Store greeters chat with customers at a Wal-Mart in Evergreen Park, Ill.
Photograph by Frank Polich — Bloomberg via Getty Images
By Benjamin Snyder
June 18, 2015

Walmart (WMT) greeters are moving back to the front of the store, The Wall Street Journal reported Thursday.

Three years ago, the retailer moved them further back in an effort to have them help with other tasks, such as directing shoppers to open registers or tidying shelves, according to the newspaper.

But now the company is attempting a different tactic. The reason?

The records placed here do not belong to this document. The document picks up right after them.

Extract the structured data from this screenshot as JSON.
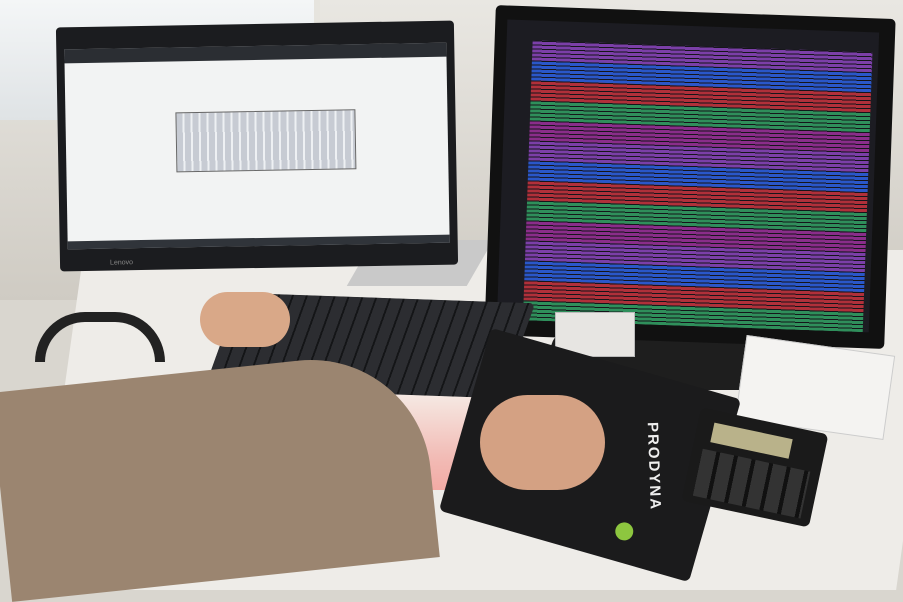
{
  "scene": {
    "monitor_left_brand": "Lenovo",
    "mousepad_logo": "PRODYNA",
    "colors": {
      "logo_green": "#8dc63f",
      "sheet_bands": [
        "#7b3fa8",
        "#2a57c9",
        "#b0303a",
        "#2f8f5b",
        "#8a2d8a"
      ]
    }
  }
}
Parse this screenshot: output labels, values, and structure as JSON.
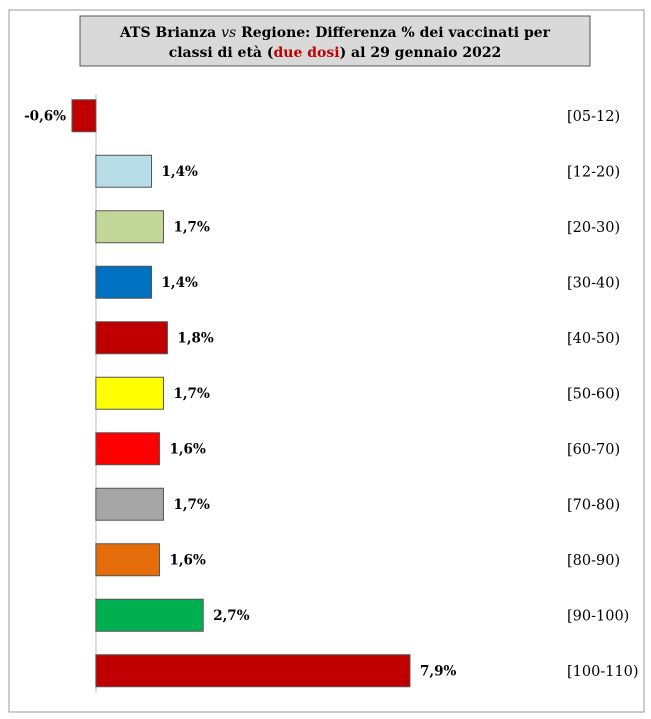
{
  "chart_data": {
    "type": "bar",
    "orientation": "horizontal",
    "title": [
      "ATS Brianza",
      "vs",
      "Regione: Differenza % dei vaccinati per",
      "classi di età (",
      "due dosi",
      ") al 29 gennaio 2022"
    ],
    "categories": [
      "[05-12)",
      "[12-20)",
      "[20-30)",
      "[30-40)",
      "[40-50)",
      "[50-60)",
      "[60-70)",
      "[70-80)",
      "[80-90)",
      "[90-100)",
      "[100-110)"
    ],
    "values": [
      -0.6,
      1.4,
      1.7,
      1.4,
      1.8,
      1.7,
      1.6,
      1.7,
      1.6,
      2.7,
      7.9
    ],
    "value_labels": [
      "-0,6%",
      "1,4%",
      "1,7%",
      "1,4%",
      "1,8%",
      "1,7%",
      "1,6%",
      "1,7%",
      "1,6%",
      "2,7%",
      "7,9%"
    ],
    "colors": [
      "#c00000",
      "#b7dde8",
      "#c4d79b",
      "#0070c0",
      "#c00000",
      "#ffff00",
      "#ff0000",
      "#a6a6a6",
      "#e46c0a",
      "#00b050",
      "#c00000"
    ],
    "xlim": [
      -0.6,
      7.9
    ]
  }
}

To check for possible theft among shoppers and reduce the amount of money lost on stolen items each year.

The company is also raising wages for some employees in order to incentivize them to be more helpful, the paper said, calling it “a sign that labor cuts in recent years likely went too far.”

The test is taking place at a few hundred stores in the U.S.

The greeter role at Walmart was created in 1980. According to the Journal:

The renewed focus on greeters is part of Wal-Mart’s efforts to improve the profitability of its U.S. operations by making the stores friendlier, keeping them well stocked, and reducing theft. The company is also boosting wages for some employees to give them more incentive to be more helpful and attentive, a sign that labor cuts in recent years likely went too far.

Walmart’s new CEO Doug McMillon was recently profiled by Fortune for the Fortune 500 issue.